I am aware that a similar question has been asked here, among other questions, but I feel that my question is different because I am actually trying to write up a very rigorous proof that such a set spans the $n \times n$ symmetric matrices and that it is linearly independent.
I am having trouble with the proof because I know exactly what the basis is, but I'm having a difficult time proving it to the reader.
$\textbf{Problem}$: Find a basis for the space of $n \times n$ symmetric matrices.
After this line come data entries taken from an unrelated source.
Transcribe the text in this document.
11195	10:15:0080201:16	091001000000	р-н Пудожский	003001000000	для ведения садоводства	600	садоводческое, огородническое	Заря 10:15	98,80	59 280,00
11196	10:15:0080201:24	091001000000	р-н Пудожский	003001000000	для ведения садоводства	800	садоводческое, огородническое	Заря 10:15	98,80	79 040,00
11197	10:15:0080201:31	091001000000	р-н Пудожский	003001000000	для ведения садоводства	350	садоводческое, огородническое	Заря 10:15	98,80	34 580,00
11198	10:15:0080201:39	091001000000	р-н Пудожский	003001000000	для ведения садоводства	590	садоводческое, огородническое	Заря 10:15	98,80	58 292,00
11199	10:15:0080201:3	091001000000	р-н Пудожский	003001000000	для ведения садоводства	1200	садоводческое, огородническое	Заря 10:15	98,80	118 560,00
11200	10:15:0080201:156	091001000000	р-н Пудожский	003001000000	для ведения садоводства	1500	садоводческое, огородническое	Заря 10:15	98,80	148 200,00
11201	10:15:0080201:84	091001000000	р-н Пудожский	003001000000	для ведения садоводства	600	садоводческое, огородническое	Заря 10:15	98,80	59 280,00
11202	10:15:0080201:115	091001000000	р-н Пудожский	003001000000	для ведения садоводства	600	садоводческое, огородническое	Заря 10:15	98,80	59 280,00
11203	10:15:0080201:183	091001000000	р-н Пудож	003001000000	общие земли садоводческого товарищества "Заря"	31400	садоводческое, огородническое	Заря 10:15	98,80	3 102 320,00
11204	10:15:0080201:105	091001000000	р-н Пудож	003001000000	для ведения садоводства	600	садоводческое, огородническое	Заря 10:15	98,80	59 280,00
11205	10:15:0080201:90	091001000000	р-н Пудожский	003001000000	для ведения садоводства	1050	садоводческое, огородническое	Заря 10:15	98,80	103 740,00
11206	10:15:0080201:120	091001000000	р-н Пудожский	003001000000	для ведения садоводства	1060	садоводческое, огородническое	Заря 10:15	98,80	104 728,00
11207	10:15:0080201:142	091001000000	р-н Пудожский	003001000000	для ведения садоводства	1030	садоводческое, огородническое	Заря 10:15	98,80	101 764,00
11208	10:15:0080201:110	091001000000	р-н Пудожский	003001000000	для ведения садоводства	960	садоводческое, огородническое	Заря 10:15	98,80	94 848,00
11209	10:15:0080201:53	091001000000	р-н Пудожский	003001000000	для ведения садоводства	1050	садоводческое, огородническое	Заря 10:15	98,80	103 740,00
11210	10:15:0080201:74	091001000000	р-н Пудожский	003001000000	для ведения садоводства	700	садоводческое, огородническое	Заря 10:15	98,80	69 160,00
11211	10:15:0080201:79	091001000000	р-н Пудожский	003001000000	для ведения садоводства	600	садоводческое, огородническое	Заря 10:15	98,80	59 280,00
$\textbf{Solution:}$ Let $\mathbf{B}$ be the set containing $n$ $n \times n$ matrices, each with a single 1 in a different entry of the diagonal and a 0 elsewhere. Now for an $n \times n$ matrix, there are $n^2 - n$ entries not on the diagonal. Half of these, or $\frac{n(n - 1)}{2}$, are above the diagonal. Also let $\mathbf{B}$ contain the $\frac{n(n - 1)}{2}$ matrices with a 1 in an entry above the diagonal and its reflection across the diagonal and 0's elsewhere.
We claim that $\mathbf{B}$ is a basis. First we show that $\mathbf{B}$ spans the set of $n \times n$ symmetric matrices. Let $A$ be an $n \times n$ symmetric matrix. Let $a_{i, j}$ be the $i$th entry of the $j$th row. Select $V_{i, j}$ in $\mathbf{B}$ such that the $(V_{i, j})_{i, j} = 1$.
Then $A = \sum_{i = 1}^{n}\sum_{j = 1}^n a_{i, j}V_{i, j}$.
[Now one thing I'm not sure how to do here is to account for the fact that I've added in too much due to the symmetry of the matrices. Could I divide by 2?]
Now we show that $\mathbf{B}$ is linearly independent. There are $k = n + \frac{n(n - 1)}{2}$ elements of $\mathbb{B}$. Suppose that $a_1v_1 + a_2v_2 + \ldots + a_kv_k = 0$.
[I'm having trouble going from here. Once I assume that this is equal to 0, I'm not sure how to conclude that the $a_i$ must be 0.]
...
As you can see, I'm having quite a difficult time articulating this idea to the reader.